Judging from the way he looked, I could tell something was bothering him. He was guarded, grey eyes churning dangerously and his lips pulled into a tight, thin line.

A dark feeling overcame me but I brushed it away, gesturing to Alistair to lead the way. Something told me that this was not just a regular talk, but I couldn't place my finger on what it was.

Shadows clung onto me like a second skin as I shuffled after Alistair, his rigid outline striding towards the kitchen. My limbs still ached from the healing process a while ago, from the illegal brew of faerie herbs I drank. Soon we arrived at the kitchen, Theodore and Father already waiting.

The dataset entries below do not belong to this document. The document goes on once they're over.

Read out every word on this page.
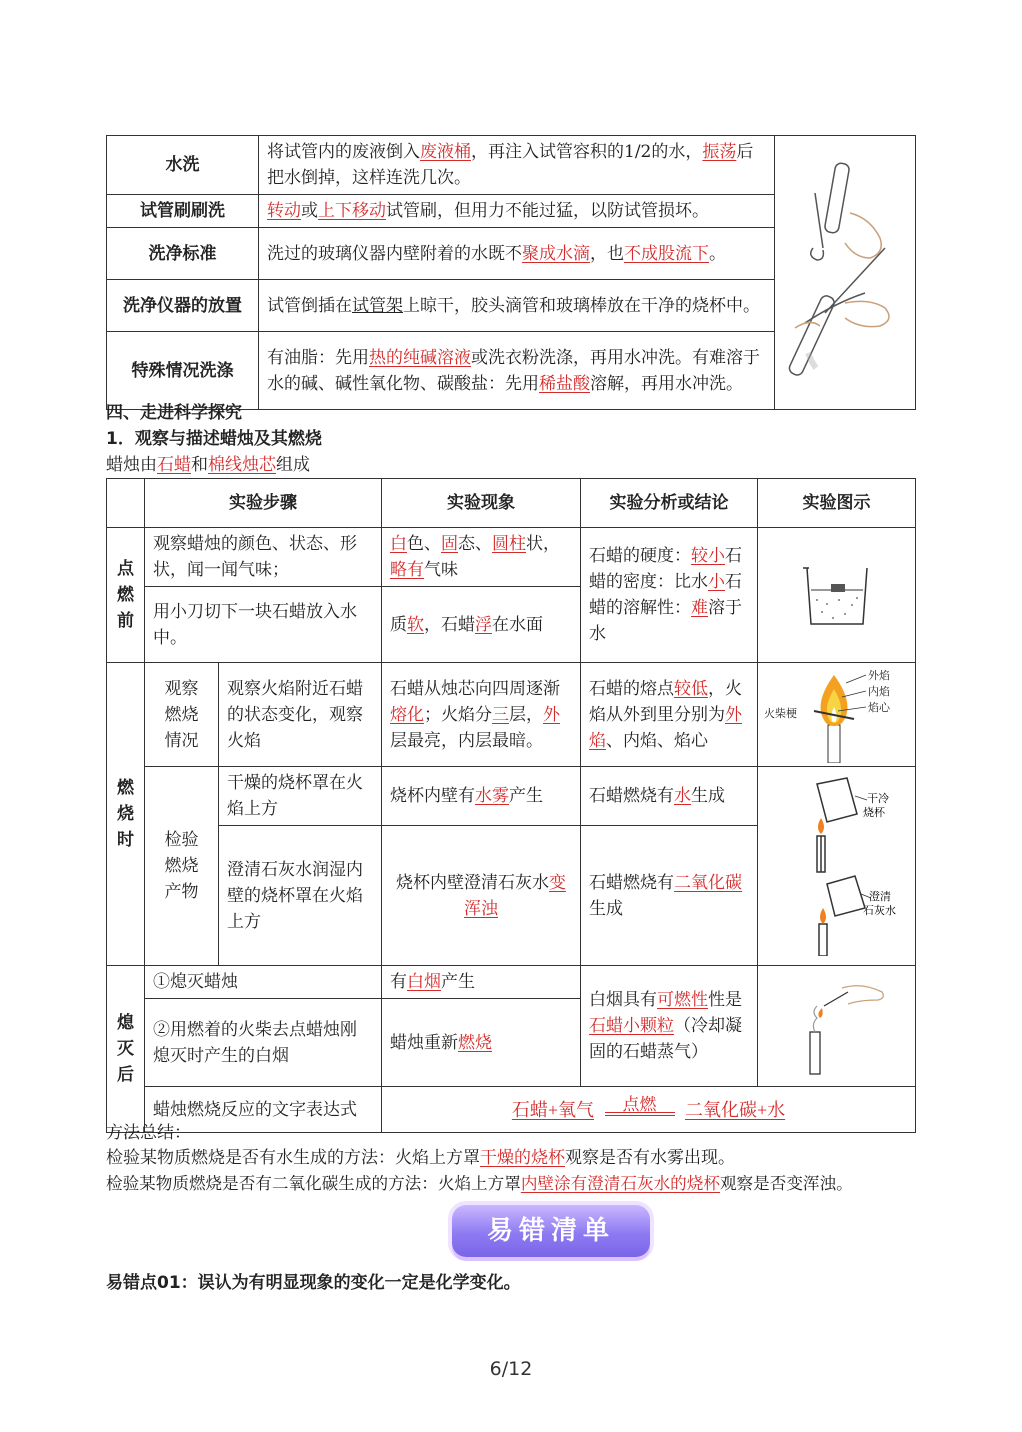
水洗	将试管内的废液倒入废液桶，再注入试管容积的1/2的水，振荡后把水倒掉，这样连洗几次。	

试管刷刷洗	转动或上下移动试管刷，但用力不能过猛，以防试管损坏。	
洗净标准	洗过的玻璃仪器内壁附着的水既不聚成水滴，也不成股流下。	
洗净仪器的放置	试管倒插在试管架上晾干，胶头滴管和玻璃棒放在干净的烧杯中。	
特殊情况洗涤	有油脂：先用热的纯碱溶液或洗衣粉洗涤，再用水冲洗。有难溶于水的碱、碱性氧化物、碳酸盐：先用稀盐酸溶解，再用水冲洗。	
四、走进科学探究
1．观察与描述蜡烛及其燃烧
蜡烛由石蜡和棉线烛芯组成
	实验步骤		实验现象	实验分析或结论	实验图示

点燃前	观察蜡烛的颜色、状态、形状，闻一闻气味；		白色、固态、圆柱状，略有气味	石蜡的硬度：较小石蜡的密度：比水小石蜡的溶解性：难溶于水	

	用小刀切下一块石蜡放入水中。		质软，石蜡浮在水面		

燃烧时	观察燃烧情况	观察火焰附近石蜡的状态变化，观察火焰	石蜡从烛芯向四周逐渐熔化；火焰分三层，外层最亮，内层最暗。	石蜡的熔点较低，火焰从外到里分别为外焰、内焰、焰心	外焰
内焰
焰心
火柴梗

	检验燃烧产物	干燥的烧杯罩在火焰上方	烧杯内壁有水雾产生	石蜡燃烧有水生成	干冷
烧杯
澄清
石灰水

		澄清石灰水润湿内壁的烧杯罩在火焰上方	烧杯内壁澄清石灰水变浑浊	石蜡燃烧有二氧化碳生成	

熄灭后	①熄灭蜡烛		有白烟产生	白烟具有可燃性性是石蜡小颗粒（冷却凝固的石蜡蒸气）	

	②用燃着的火柴去点蜡烛刚熄灭时产生的白烟		蜡烛重新燃烧		
	蜡烛燃烧反应的文字表达式		石蜡+氧气 点燃 二氧化碳+水		
方法总结：
检验某物质燃烧是否有水生成的方法：火焰上方罩干燥的烧杯观察是否有水雾出现。
检验某物质燃烧是否有二氧化碳生成的方法：火焰上方罩内壁涂有澄清石灰水的烧杯观察是否变浑浊。
易错清单
易错点01：误认为有明显现象的变化一定是化学变化。
6/12
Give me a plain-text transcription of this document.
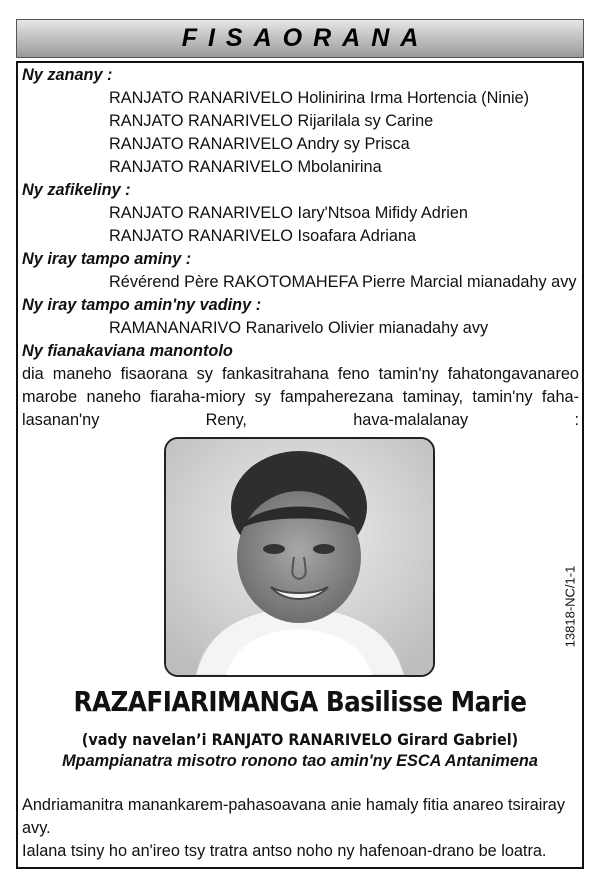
FISAORANA
Ny zanany :
RANJATO RANARIVELO Holinirina Irma Hortencia (Ninie)
RANJATO RANARIVELO Rijarilala sy Carine
RANJATO RANARIVELO Andry sy Prisca
RANJATO RANARIVELO Mbolanirina
Ny zafikeliny :
RANJATO RANARIVELO Iary'Ntsoa Mifidy Adrien
RANJATO RANARIVELO Isoafara Adriana
Ny iray tampo aminy :
Révérend Père RAKOTOMAHEFA Pierre Marcial mianadahy avy
Ny iray tampo amin'ny vadiny :
RAMANANARIVO Ranarivelo Olivier mianadahy avy
Ny fianakaviana manontolo
dia maneho fisaorana sy fankasitrahana feno tamin'ny fahatongavanareo
marobe naneho fiaraha-miory sy fampaherezana taminay, tamin'ny faha-
lasanan'ny Reny, hava-malalanay :
13818-NC/1-1
RAZAFIARIMANGA Basilisse Marie
(vady navelan’i RANJATO RANARIVELO Girard Gabriel)
Mpampianatra misotro ronono tao amin'ny ESCA Antanimena
Andriamanitra manankarem-pahasoavana anie hamaly fitia anareo tsirairay avy.
Ialana tsiny ho an'ireo tsy tratra antso noho ny hafenoan-drano be loatra.
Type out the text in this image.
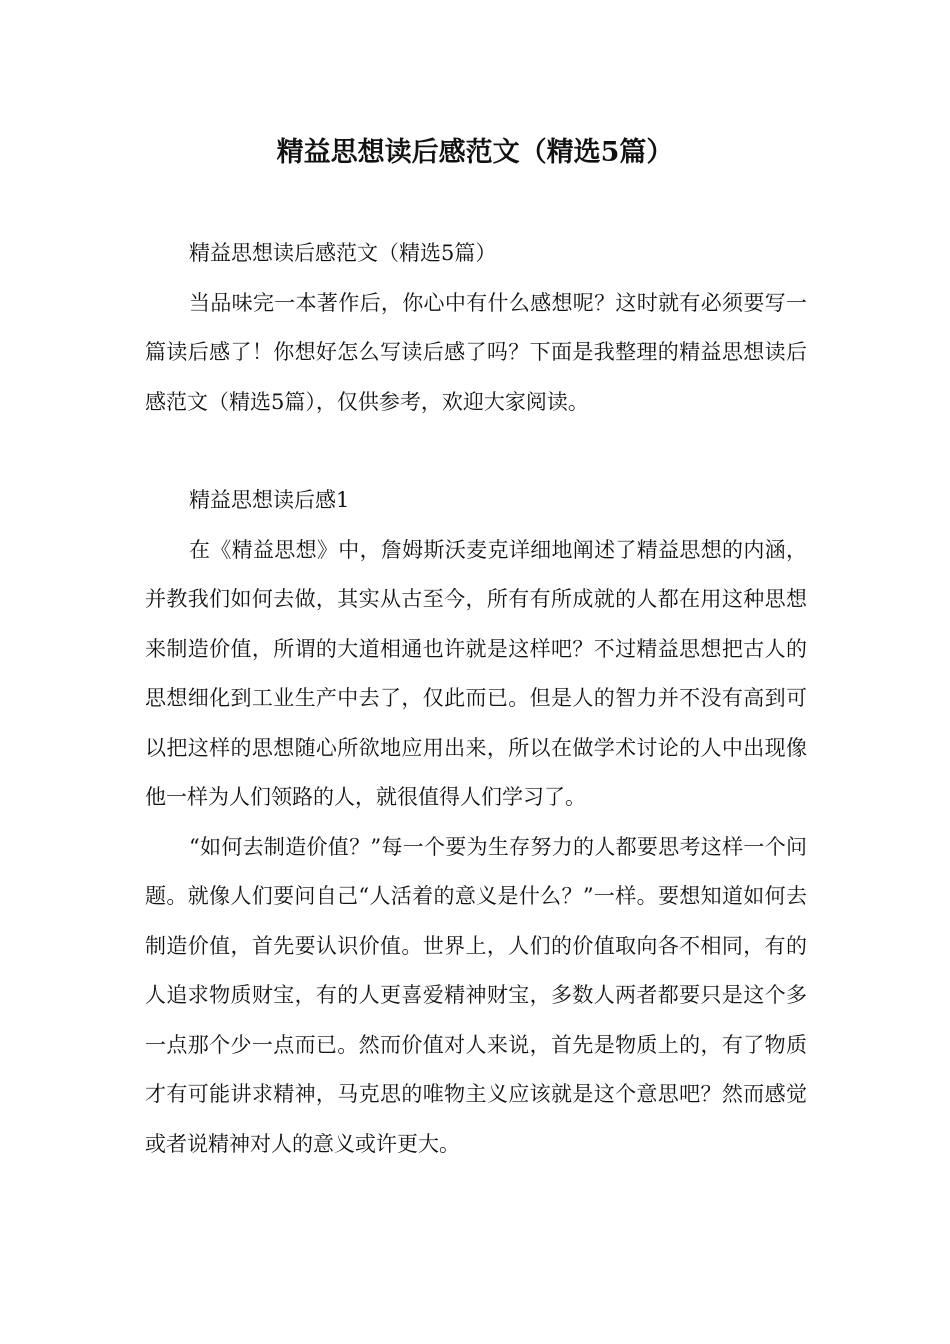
精益思想读后感范文（精选5篇）

精益思想读后感范文（精选5篇）

当品味完一本著作后，你心中有什么感想呢？这时就有必须要写一篇读后感了！你想好怎么写读后感了吗？下面是我整理的精益思想读后感范文（精选5篇），仅供参考，欢迎大家阅读。

精益思想读后感1

在《精益思想》中，詹姆斯沃麦克详细地阐述了精益思想的内涵，并教我们如何去做，其实从古至今，所有有所成就的人都在用这种思想来制造价值，所谓的大道相通也许就是这样吧？不过精益思想把古人的思想细化到工业生产中去了，仅此而已。但是人的智力并不没有高到可以把这样的思想随心所欲地应用出来，所以在做学术讨论的人中出现像他一样为人们领路的人，就很值得人们学习了。

“如何去制造价值？”每一个要为生存努力的人都要思考这样一个问题。就像人们要问自己“人活着的意义是什么？”一样。要想知道如何去制造价值，首先要认识价值。世界上，人们的价值取向各不相同，有的人追求物质财宝，有的人更喜爱精神财宝，多数人两者都要只是这个多一点那个少一点而已。然而价值对人来说，首先是物质上的，有了物质才有可能讲求精神，马克思的唯物主义应该就是这个意思吧？然而感觉或者说精神对人的意义或许更大。
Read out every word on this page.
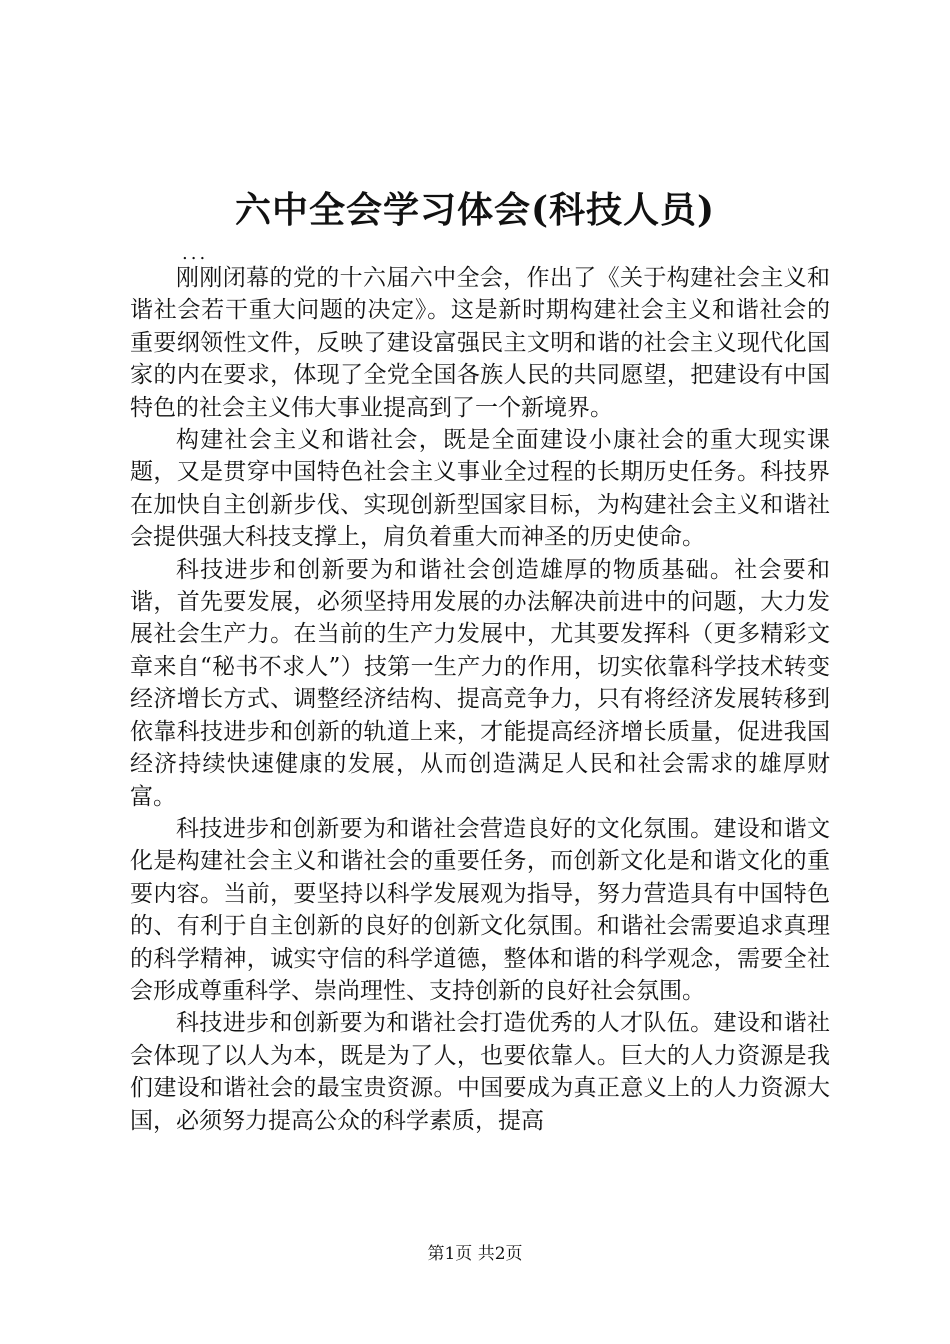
六中全会学习体会(科技人员)
...

刚刚闭幕的党的十六届六中全会，作出了《关于构建社会主义和谐社会若干重大问题的决定》。这是新时期构建社会主义和谐社会的重要纲领性文件，反映了建设富强民主文明和谐的社会主义现代化国家的内在要求，体现了全党全国各族人民的共同愿望，把建设有中国特色的社会主义伟大事业提高到了一个新境界。

构建社会主义和谐社会，既是全面建设小康社会的重大现实课题，又是贯穿中国特色社会主义事业全过程的长期历史任务。科技界在加快自主创新步伐、实现创新型国家目标，为构建社会主义和谐社会提供强大科技支撑上，肩负着重大而神圣的历史使命。

科技进步和创新要为和谐社会创造雄厚的物质基础。社会要和谐，首先要发展，必须坚持用发展的办法解决前进中的问题，大力发展社会生产力。在当前的生产力发展中，尤其要发挥科（更多精彩文章来自“秘书不求人”）技第一生产力的作用，切实依靠科学技术转变经济增长方式、调整经济结构、提高竞争力，只有将经济发展转移到依靠科技进步和创新的轨道上来，才能提高经济增长质量，促进我国经济持续快速健康的发展，从而创造满足人民和社会需求的雄厚财富。

科技进步和创新要为和谐社会营造良好的文化氛围。建设和谐文化是构建社会主义和谐社会的重要任务，而创新文化是和谐文化的重要内容。当前，要坚持以科学发展观为指导，努力营造具有中国特色的、有利于自主创新的良好的创新文化氛围。和谐社会需要追求真理的科学精神，诚实守信的科学道德，整体和谐的科学观念，需要全社会形成尊重科学、崇尚理性、支持创新的良好社会氛围。

科技进步和创新要为和谐社会打造优秀的人才队伍。建设和谐社会体现了以人为本，既是为了人，也要依靠人。巨大的人力资源是我们建设和谐社会的最宝贵资源。中国要成为真正意义上的人力资源大国，必须努力提高公众的科学素质，提高

第1页 共2页
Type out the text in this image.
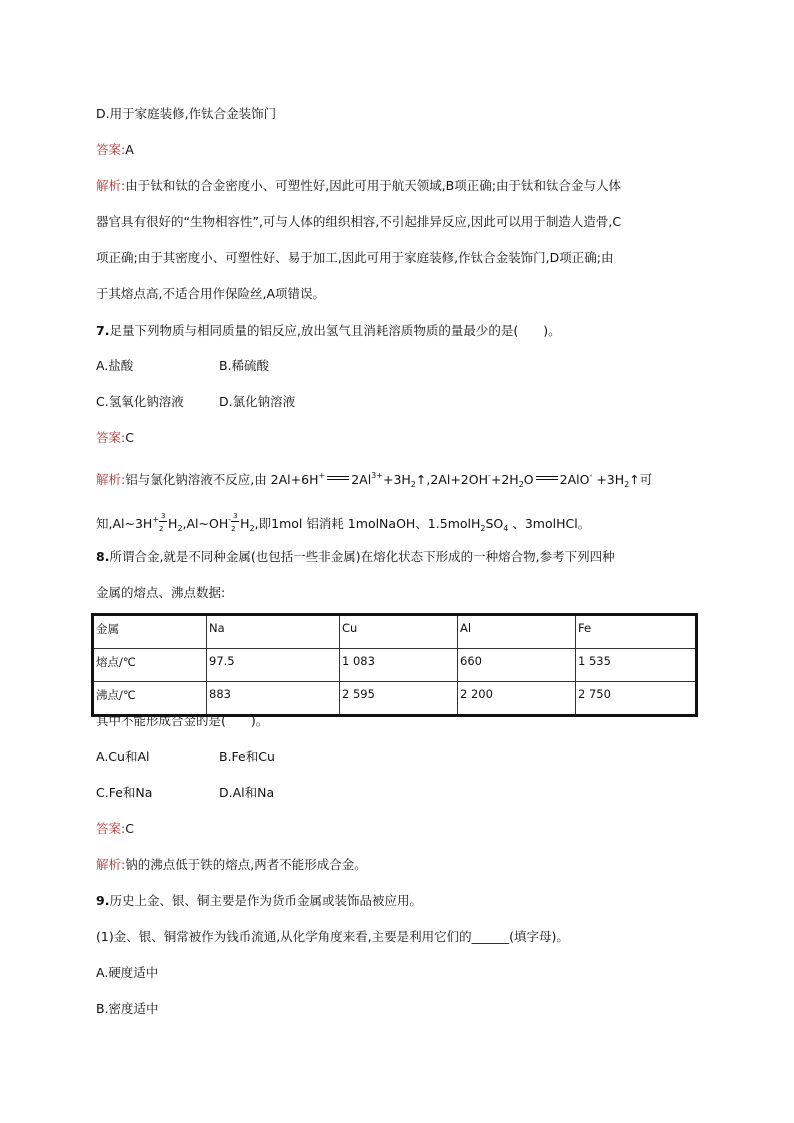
D.用于家庭装修,作钛合金装饰门
答案:A
解析:由于钛和钛的合金密度小、可塑性好,因此可用于航天领域,B项正确;由于钛和钛合金与人体
器官具有很好的“生物相容性”,可与人体的组织相容,不引起排异反应,因此可以用于制造人造骨,C
项正确;由于其密度小、可塑性好、易于加工,因此可用于家庭装修,作钛合金装饰门,D项正确;由
于其熔点高,不适合用作保险丝,A项错误。
7.足量下列物质与相同质量的铝反应,放出氢气且消耗溶质物质的量最少的是(　　)。
A.盐酸	B.稀硫酸
C.氢氧化钠溶液	D.氯化钠溶液
答案:C
解析:铝与氯化钠溶液不反应,由 2Al+6H+ $2Al^{3+}+3H_2↑,2Al+2OH^-+2H_2O$ $2AlO^- +3H_2↑$可
知,Al~3H+ $\frac{3}{2}$ $H_2,Al\sim OH^- \frac{3}{2} H_2$,即1mol 铝消耗 1molNaOH、$1.5molH_2SO_4$ 、3molHCl。
8.所谓合金,就是不同种金属(也包括一些非金属)在熔化状态下形成的一种熔合物,参考下列四种
金属的熔点、沸点数据:
金属	Na	Cu	Al	Fe
熔点/℃	97.5	1 083	660	1 535
沸点/℃	883	2 595	2 200	2 750
其中不能形成合金的是(　　)。
A.Cu和Al	B.Fe和Cu
C.Fe和Na	D.Al和Na
答案:C
解析:钠的沸点低于铁的熔点,两者不能形成合金。
9.历史上金、银、铜主要是作为货币金属或装饰品被应用。
(1)金、银、铜常被作为钱币流通,从化学角度来看,主要是利用它们的______(填字母)。
A.硬度适中
B.密度适中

I took my place at the opposite end of our rickety, wooden table waiting for the lecture to start.

Alistair braced his hands on the table, the wood groaning from under his palms. "You can't ... can't keep doing this Eleena."

I sucked in a breath.

What?

Alistair's voice came out as a shuddering whisper, unlike the confident tone he always has. I inclined my head trying to look at his eyes, but he was focused, intently staring at the vines of roses I had sketched on the corner of the table.

"What do you mean?" I said, my voice unusually soft as though soothing a child.

"You know very well what I mean."

He looked up, pain written on his face. I flinched.

I could very well compare him to a wounded animal. Vulnerable, afraid and feeble. I had never seen this side of him before, nor do I want to see it again. It held too much grief and sadness for just one person alone.

I knew what he was trying to tell me but I didn't show it. My throat closed up and tears formed in my eyes but I held it in. I already knew he wanted to replace me, to shield me from the pain the village Elders had brought down on me. But I wouldn't allow it, couldn't allow it. Not when I had watched my family nearly reel into the abyss of death, not when I had been so close to bringing war upon faeries and humans alike.

I sighed, running a hand through my dark locks, combing the knots away. Taking a sharp intake of air, I clenched my jaw and faced Alistair, carefully keeping my face a blank canvas with no trace of emotions.

"Look. No matter how much I want this to stop, I can't ." I walked to the table, each step as though wading through mud. "I'm not going to put you in risk again, surely you know that. The Elders would not rest in hunting us down if I were to stop the torturing. I can't let that happen again, not when I thought I was going to lose all of you before."

A single tear rolled down my cheeks, splattering silently on the wood. I couldn't even look at Alistair anymore, the panic he is feeling showing on his face. The air was thick with tension, making it almost suffocating to breathe in this small area. My heart ached, ached for him as though an iron fist was clenching it. I wanted to comfort him, but again, my mouth refused to open.